Women in Fiction, Part 2


Some interesting comments and a related article came out of my last post on this topic.

One particular point that came up several times is that manly men do not want to read stories about manly women. Well, that certainly makes sense. I’d add that girlie-girls don’t want to read stories about manly women, nor do womanly-women.

But are strong, independent women, “manly women”? I ask because I didn’t mention “manly women” but my description must have evoked that image. Maybe tough was the word that created that picture. I hope it wasn’t clever.

Think for a moment about real-life people. I’d consider Condoleezza Rice, for example, strong, independent, smart (more than clever), and from time to time, tough. I would not consider her a manly woman.

Of course there are women today who intentionally want to look like a man and act like a man. But I’m thinking there are also women who have adopted mannish behavior without realizing it. I think of women ogling pictures of bare-chested men or punctuating every sentence with a swear word or cutting others off in traffic or in conversation.

Not that I’m saying all men do those things. But let’s be honest. As Mike Duran implied in his post, men think about sex:

“getting the girl” is the stuff of boys (and men!). Heck, that’s practically all the guys at my work talk about. (Of course, what that means for them is a whole other story.)

Men are also aggressive and because of their left-brain focus, may not be aware when it’s appropriate and when it’s not. (I have a destination to bag, so other drivers aren’t even on the road, as far as I can see. 😆 )

Unfortunately in the culture today, there seems to be a growing number of women who are adopting these behaviors, as if they are better for that conduct.

On the other side of the spectrum, though, are clingers, weak-willed women, ones who expect to be victimized and welcome it. These are the silly women who can’t help but go out on the porch in the dead of night, alone, when they know an ax murderer is in the neighborhood, because they think they heard a noise. Paaaleeezz!

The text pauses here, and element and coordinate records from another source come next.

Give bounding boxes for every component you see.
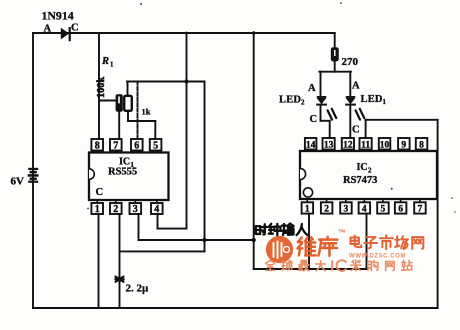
svg-text:C: C (96, 187, 104, 198)
svg-text:LED: LED (279, 95, 301, 106)
svg-text:6: 6 (134, 141, 139, 152)
svg-text:14: 14 (306, 141, 316, 151)
svg-text:WWW.DZSC.COM: WWW.DZSC.COM (349, 254, 406, 260)
svg-text:LED: LED (361, 94, 383, 105)
svg-text:2: 2 (324, 205, 329, 215)
svg-text:5: 5 (381, 205, 386, 215)
svg-text:RS7473: RS7473 (343, 175, 377, 186)
svg-text:5: 5 (153, 141, 158, 152)
svg-text:1: 1 (95, 204, 100, 215)
svg-text:C: C (71, 22, 79, 33)
svg-text:7: 7 (113, 141, 118, 152)
svg-text:12: 12 (343, 141, 353, 151)
svg-text:11: 11 (361, 141, 370, 151)
svg-text:TM: TM (339, 229, 346, 234)
svg-text:100k: 100k (96, 77, 107, 98)
svg-text:2. 2μ: 2. 2μ (126, 283, 150, 295)
svg-text:270: 270 (342, 56, 359, 68)
svg-text:1k: 1k (142, 107, 151, 117)
svg-text:7: 7 (418, 205, 423, 215)
svg-text:C: C (352, 125, 360, 136)
svg-text:R: R (101, 56, 109, 67)
svg-text:9: 9 (401, 141, 406, 151)
svg-text:2: 2 (368, 167, 372, 175)
svg-text:8: 8 (95, 141, 100, 152)
svg-text:3: 3 (133, 204, 138, 215)
svg-text:A: A (308, 83, 316, 94)
svg-text:1: 1 (305, 205, 310, 215)
svg-text:4: 4 (362, 205, 367, 215)
svg-text:1: 1 (110, 61, 114, 69)
svg-text:C: C (310, 114, 318, 125)
svg-text:4: 4 (154, 204, 159, 215)
svg-text:6V: 6V (11, 176, 25, 188)
svg-text:A: A (44, 23, 52, 34)
svg-text:2: 2 (301, 99, 305, 107)
svg-text:IC: IC (357, 162, 368, 173)
svg-text:3: 3 (344, 205, 349, 215)
svg-text:1N914: 1N914 (42, 9, 74, 23)
svg-text:A: A (352, 81, 360, 92)
svg-text:2: 2 (113, 204, 118, 215)
svg-text:RS555: RS555 (108, 167, 137, 178)
svg-text:10: 10 (380, 141, 390, 151)
svg-text:6: 6 (398, 205, 403, 215)
svg-text:1: 1 (383, 98, 387, 106)
svg-text:8: 8 (419, 141, 424, 151)
svg-text:13: 13 (324, 141, 334, 151)
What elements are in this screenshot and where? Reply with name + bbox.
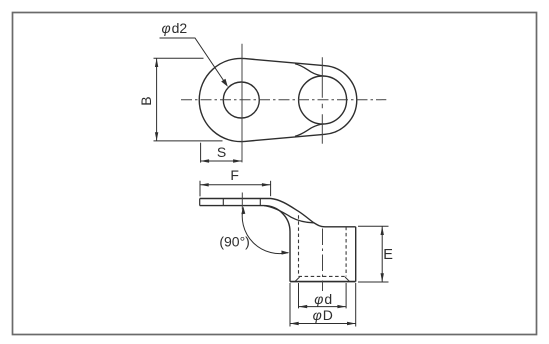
dimension E: bottom extension line (358, 281, 389, 283)
dimension B: bottom extension line (154, 140, 223, 142)
barrel centerline (side view) (322, 229, 324, 292)
dimension B: top extension line (154, 57, 204, 59)
barrel inner wall left (hidden) (298, 215, 300, 276)
barrel right wall (355, 227, 357, 282)
leader line for phi-d2 (160, 38, 227, 84)
dimension phi-d: dimension line with arrows (299, 306, 347, 308)
90 degree bend arc with arrows (242, 208, 288, 254)
inner corner chamfer left (295, 277, 299, 281)
dimension phi-d: right extension line (345, 283, 347, 308)
dimension F: right extension line (270, 181, 272, 196)
dimension phi-D: right extension line (355, 283, 357, 327)
dimension S: dimension line with arrows (200, 160, 241, 162)
dimension E: dimension line with arrows (381, 226, 383, 282)
hole circle phi-d2 (top view) (223, 82, 259, 118)
svg-text:φd: φd (314, 291, 332, 307)
dimension B: dimension line with arrows (156, 58, 158, 141)
barrel inner bottom (hidden) (299, 275, 347, 277)
outer bend curve to barrel left wall (264, 206, 290, 282)
barrel bottom edge (290, 281, 356, 283)
tongue top surface (200, 199, 356, 227)
hole edge tick right (side view) (259, 199, 261, 206)
svg-text:E: E (383, 247, 393, 263)
dimension phi-d: left extension line (298, 283, 300, 308)
bottom crimp wing curve (295, 124, 324, 136)
dimension E: top extension line (358, 225, 389, 227)
barrel bore circle (top view) (299, 76, 347, 124)
svg-text:(90°): (90°) (219, 233, 250, 249)
outline of terminal palm (top view) (199, 58, 357, 141)
vertical centerline through hole (top view) (241, 44, 243, 163)
svg-text:B: B (138, 96, 154, 105)
top crimp wing curve (295, 64, 324, 76)
svg-text:F: F (230, 167, 239, 183)
barrel inner wall right (hidden) (345, 227, 347, 277)
tongue left end cap (199, 199, 201, 206)
inner bend silhouette curve (264, 206, 314, 223)
inner corner chamfer right (345, 277, 349, 281)
hole edge tick left (side view) (222, 199, 224, 206)
svg-text:φD: φD (313, 307, 333, 323)
vertical centerline through barrel bore (top view) (321, 57, 323, 144)
dimension F: left extension line (199, 181, 201, 197)
hole centerline (side view) (241, 193, 243, 210)
dimension F: dimension line with arrows (200, 184, 271, 186)
dimension phi-D: dimension line with arrows (290, 323, 356, 325)
svg-text:φd2: φd2 (162, 20, 188, 36)
horizontal centerline (top view) (181, 99, 386, 101)
tongue bottom surface (200, 205, 264, 207)
dimension S: left extension line (200, 143, 202, 163)
svg-text:S: S (217, 144, 226, 160)
leader arrowhead at hole edge (221, 79, 228, 87)
dimension phi-D: left extension line (289, 283, 291, 327)
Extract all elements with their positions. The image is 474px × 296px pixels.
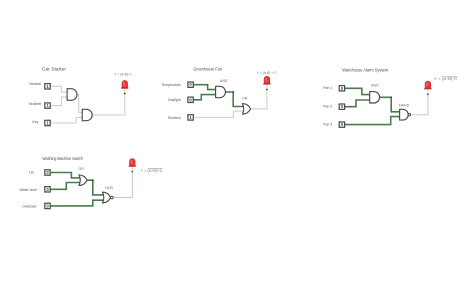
svg-text:Shutters: Shutters — [168, 116, 181, 120]
svg-text:Overload: Overload — [22, 204, 36, 208]
svg-text:Water level: Water level — [20, 188, 38, 192]
svg-text:OR: OR — [79, 167, 85, 171]
svg-text:Pan 2: Pan 2 — [323, 105, 332, 109]
svg-text:Neutral: Neutral — [29, 82, 41, 86]
svg-text:Pan 3: Pan 3 — [323, 123, 332, 127]
svg-text:NOR: NOR — [105, 186, 113, 190]
svg-text:Key: Key — [32, 120, 38, 124]
svg-text:NAND: NAND — [399, 103, 410, 107]
svg-text:Y = (A+B)+C: Y = (A+B)+C — [141, 169, 164, 173]
svg-text:Y = (A·B)·C: Y = (A·B)·C — [114, 73, 132, 77]
svg-text:AND: AND — [371, 84, 379, 88]
svg-text:Seatbelt: Seatbelt — [28, 102, 41, 106]
svg-text:Pan 1: Pan 1 — [323, 86, 332, 90]
svg-text:Lid: Lid — [29, 171, 34, 175]
svg-text:Greenhouse Fan: Greenhouse Fan — [193, 67, 222, 72]
svg-text:Temperature: Temperature — [161, 83, 181, 87]
svg-text:AND: AND — [220, 79, 228, 83]
svg-text:Y = (A·B) + C: Y = (A·B) + C — [257, 71, 278, 75]
svg-text:Daylight: Daylight — [168, 98, 181, 102]
svg-text:OR: OR — [242, 96, 248, 100]
svg-text:Warehouse Alarm System: Warehouse Alarm System — [342, 67, 388, 72]
svg-text:Car Starter: Car Starter — [42, 67, 67, 72]
svg-text:Y = (A·B)·C: Y = (A·B)·C — [434, 77, 458, 81]
svg-text:Washing Machine Switch: Washing Machine Switch — [42, 156, 83, 161]
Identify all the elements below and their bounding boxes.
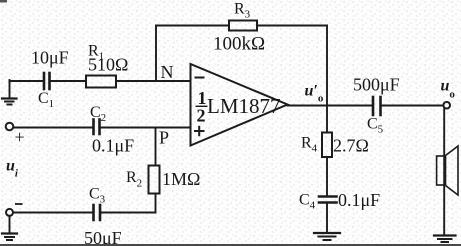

Then there are the ditsy types who can’t seem to find anything interesting to say beyond fashion or entertainment. Or the piously demure types who can’t think for themselves but must parrot whatever their husband tells them. Or how about models who can’t seem to think about anything but their next workout and the half stick of celery they’re planning to have for lunch. Or what about the little old blue-haired ladies who complain about drums and guitars in church.

Enough silliness.

Through all this conversation, I discovered one thing I don’t want to find in the women characters I read about—stereotypes. I also don’t want all the women to be the same, because clearly in real life we are not.